The connections between Einstein and Eddington are the subject of a new film from the BBC, starring David Tennant of Doctor Who fame as a troubled, repressed Eddington and Andy Serkis (best known as the model for Gollum in the Lord of the Rings films) as a flawed but likeable Einstein. Einstein and Eddington airs on BBC2 on 22 November at 21:10 and is well worth a watch — if mostly for the human drama, rather than the scientific content.
For Einstein and Eddington is about physicists, not physics. True, there is a somewhat jarring attempt to explain special relativity early in the film using Einstein, his sons, and a boat, and a few passing references to Einstein inventing new symbols — much to the distress of his neglected first wife (and fellow physicist) Mileva, played by Lucy Cohu. But although the obligatory sheet-and-heavy-object explanation of general relativity (here starring Eddington’s tablecloth, a large loaf of bread, and an orbiting apple) is nicely done, the film’s main focus is the parallel lives of its protagonists during the First World War.
Both Einstein and Eddington were pacifists, and the latter was a devout Quaker. This caused both of them considerable difficulties, and their respective struggles to rise above the war’s bitterness make for some of the film’s most effective scenes. At the outset of the war, Einstein refuses to sign a letter aligning German science with the German army, despite pressure from Max Planck (played by Donald Sumpter). Eddington’s decision to correspond (surreptitiously) with Einstein despite officially-sanctioned xenophobia likewise took serious guts. Both Einstein and Eddington narrowly escaped imprisonment late in the war, although the film glosses over this bit of history.
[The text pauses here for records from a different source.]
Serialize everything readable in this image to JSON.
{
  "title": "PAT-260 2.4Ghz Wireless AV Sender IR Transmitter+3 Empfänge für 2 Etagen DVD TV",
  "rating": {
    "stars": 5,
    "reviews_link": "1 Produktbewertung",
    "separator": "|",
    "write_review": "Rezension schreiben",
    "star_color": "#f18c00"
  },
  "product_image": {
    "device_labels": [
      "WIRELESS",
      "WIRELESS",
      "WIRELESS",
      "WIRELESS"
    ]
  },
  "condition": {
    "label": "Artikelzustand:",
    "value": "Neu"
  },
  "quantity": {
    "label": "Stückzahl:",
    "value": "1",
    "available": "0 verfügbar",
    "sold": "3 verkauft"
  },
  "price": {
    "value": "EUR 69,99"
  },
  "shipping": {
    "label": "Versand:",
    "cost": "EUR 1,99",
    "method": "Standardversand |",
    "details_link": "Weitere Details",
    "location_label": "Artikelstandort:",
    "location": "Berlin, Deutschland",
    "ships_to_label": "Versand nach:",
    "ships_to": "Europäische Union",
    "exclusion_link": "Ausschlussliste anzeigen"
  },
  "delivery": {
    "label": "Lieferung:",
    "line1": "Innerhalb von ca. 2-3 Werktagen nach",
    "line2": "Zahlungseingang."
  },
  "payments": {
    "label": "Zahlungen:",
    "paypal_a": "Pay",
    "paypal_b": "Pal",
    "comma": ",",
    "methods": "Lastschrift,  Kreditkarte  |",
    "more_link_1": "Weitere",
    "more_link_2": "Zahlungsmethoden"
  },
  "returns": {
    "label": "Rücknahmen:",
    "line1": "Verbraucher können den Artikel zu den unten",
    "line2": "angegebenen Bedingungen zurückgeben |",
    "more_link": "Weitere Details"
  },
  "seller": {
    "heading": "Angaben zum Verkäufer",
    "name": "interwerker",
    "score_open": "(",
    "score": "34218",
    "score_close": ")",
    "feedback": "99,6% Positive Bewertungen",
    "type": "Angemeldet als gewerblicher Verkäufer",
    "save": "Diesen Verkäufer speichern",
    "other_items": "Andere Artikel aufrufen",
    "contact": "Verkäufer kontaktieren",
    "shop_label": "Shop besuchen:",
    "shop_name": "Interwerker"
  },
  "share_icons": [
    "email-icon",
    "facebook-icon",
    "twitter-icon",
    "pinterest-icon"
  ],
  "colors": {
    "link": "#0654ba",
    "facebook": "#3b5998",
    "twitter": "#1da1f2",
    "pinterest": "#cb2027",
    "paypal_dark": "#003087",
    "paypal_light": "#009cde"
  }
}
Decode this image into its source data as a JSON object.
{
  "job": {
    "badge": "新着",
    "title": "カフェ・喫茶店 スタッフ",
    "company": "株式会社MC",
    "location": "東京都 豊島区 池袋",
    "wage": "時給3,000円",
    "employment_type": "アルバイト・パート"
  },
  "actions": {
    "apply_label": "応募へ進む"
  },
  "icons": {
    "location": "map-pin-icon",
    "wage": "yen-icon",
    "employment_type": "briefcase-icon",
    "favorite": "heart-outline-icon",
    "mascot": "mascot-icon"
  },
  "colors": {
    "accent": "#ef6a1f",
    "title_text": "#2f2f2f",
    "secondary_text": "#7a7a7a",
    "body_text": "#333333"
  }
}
It is difficult to fit a world war, a scientific revolution, and the complex personal lives of two protagonists into an hour and a half. There are moments when Einstein and Eddington struggles. Several minor characters are rather too obviously going to end up killed in the war, and one could, perhaps, wish for a more rounded depiction of Eddington’s establishment nemesis, Sir Oliver Lodge (Jim Broadbent).
On the other hand, the film does a fine job of depicting the ethical struggles of scientists in wartime. The use of poison gas — invented by Einstein’s Berlin colleague Fritz Haber — is a recurring theme, for example, and it is interesting to see this topic explored in the context of the First World War rather than the second.
Overall, Einstein and Eddington makes compelling drama. The parallels between Einstein overthrowing Newton and the war overthrowing pretty much everything else are finely drawn, and capable performances from Tennant, Serkis and several supporting actors should increase the film’s appeal to non-scientists. The result is a rare popularisation that brings out the human side of physicists while poking gentle fun at the popular image of Einstein as a wild-haired eccentric.